Re-reading. I know people do it all the time. “I loved it so much, I read it over and over again!” they tell me. Some of my favorite people in the world do it. “Yes, it’s sad that one of your favorite authors died, and they’ll never write another new novel again, but there’s always re-reading,” they say. My true confession of the day: I can’t re-read. Least of all, my favorite books.
I wasn’t always this way. I spent all of eighth grade reading S.E. Hinton’s The Outsiders over and over and over again. I mixed in Rumble Fish and Tex, but really, it was all Outsiders all the time. Particularly in the hallways at school, between classes, when I walked with the book in front of my face so I wouldn’t have to look at anyone.

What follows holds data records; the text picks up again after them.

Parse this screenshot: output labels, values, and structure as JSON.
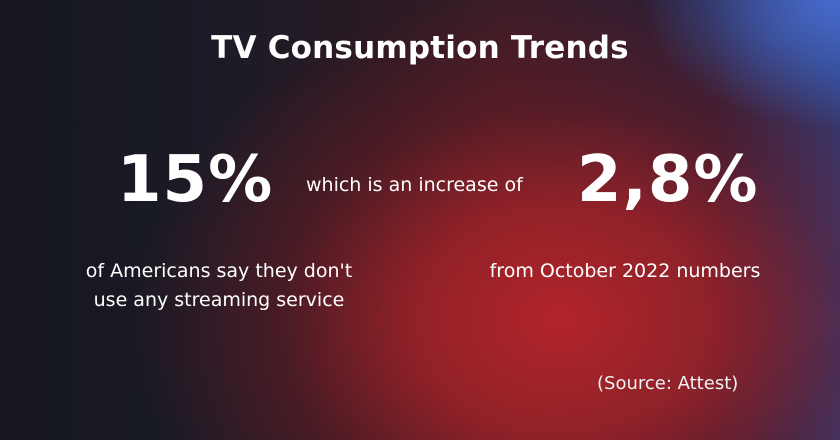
{
  "title": "TV Consumption Trends",
  "left_stat": {
    "value": "15%",
    "description_line1": "of Americans say they don't",
    "description_line2": "use any streaming service"
  },
  "connector_text": "which is an increase of",
  "right_stat": {
    "value": "2,8%",
    "description": "from October 2022 numbers"
  },
  "source": "(Source: Attest)",
  "colors": {
    "text": "#ffffff",
    "background_dark": "#1a1b26",
    "accent_red": "#b2242a",
    "accent_blue": "#486ed2"
  }
}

I think the re-reading aversion started when I re-read The Little Leftover Witch, by Florence Laughlin, as an adult. This was my favorite book in the third grade, and remains one of them, despite the re-reading experience. The story of a grumpy little witch who becomes a sweet little girl through the love of a kind family. Re-reading the book as an adult hit my anti-conformist buttons in such a way that I felt embarrassed for ever having treasured the book so much. Nonetheless, as I look at it now, I appreciate the spirit of hopefulness that I saw in the story, especially as it’s counter-balanced by another childhood favorite called Konrad, about a little boy who changes from factory-made perfect to naughty and normal. Again, at that age, I needed to have the hope that people could transform like that.
The thing is, I savor so much the feeling of reading a book for the first time. It’s like love at first sight. Middlesex, another one of my all time favorites (finally, an adult book!), is a perfect example. For me, the story was about a person finding his identity in the very confusing situation of being born a hermaphrodite, then being raised as a girl. I don’t want to re-read it and find out that it’s got any other themes. I know it does; but I just want it to remain the book I fell in love with many years ago.

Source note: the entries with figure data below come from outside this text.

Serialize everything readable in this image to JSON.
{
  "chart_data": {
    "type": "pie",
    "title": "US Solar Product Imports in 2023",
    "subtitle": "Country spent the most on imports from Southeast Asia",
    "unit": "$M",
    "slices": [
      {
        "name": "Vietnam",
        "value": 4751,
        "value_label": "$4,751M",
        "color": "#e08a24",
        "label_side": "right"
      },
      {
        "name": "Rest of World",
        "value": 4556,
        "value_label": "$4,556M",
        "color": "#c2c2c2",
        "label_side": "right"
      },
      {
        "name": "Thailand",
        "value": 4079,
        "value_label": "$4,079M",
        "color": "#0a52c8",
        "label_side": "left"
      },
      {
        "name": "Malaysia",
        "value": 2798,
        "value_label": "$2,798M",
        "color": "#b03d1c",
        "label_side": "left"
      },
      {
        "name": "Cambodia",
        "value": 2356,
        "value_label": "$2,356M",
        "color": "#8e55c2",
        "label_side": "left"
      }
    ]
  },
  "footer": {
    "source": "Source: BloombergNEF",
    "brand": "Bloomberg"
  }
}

Eat, Pray, Love is another example. As I read it, I was deeply touched by the descriptions of spiritual practices in the ashram. I actually bought the book so that I could lend it to friends, something I rarely do. Since then, I have seen more critical reviews and realized that gosh, not everybody loved that book! The last thing I want to do is go back and re-read it. What if I suddenly see the flaws in the object of my adoration? No, I can’t handle it. Although I will go see the movie.
The sad part is that lately I’ve noticed a disinclination even to read the same authors again! I am fighting it, successfully enough to have enjoyed Nick Hornby’s High Fidelity while on vacation last month, despite that I had already read A Long Way Down a few years ago. But it’s tough with so many new books coming out all the time.
The funny thing is that as I write this post, I find these attitudes I carry shifting and changing already. Out of curiosity, I picked up Nothing Remains the Same: Rereading and Remembering, by Wendy Lesser. In the first chapter, she talks about re-reading The Portrait of a Lady, by Henry James.
I cared less, this time through, about what decisions Isabel made than about how and why she made them. And this, in turn, gave me far more patience with the length and complexity of James’s sentences. . . . whereas I used to be tempted to skip ahead, I now wanted to saunter through the commas, linger at the semicolons, and take small contemplative breaks at the periods. The book was much better than I had remembered it. More to the point, I was a much better reader of it. Both pleasure and understanding came more easily to me.
Perhaps that transformation I read about all those years ago is still possible.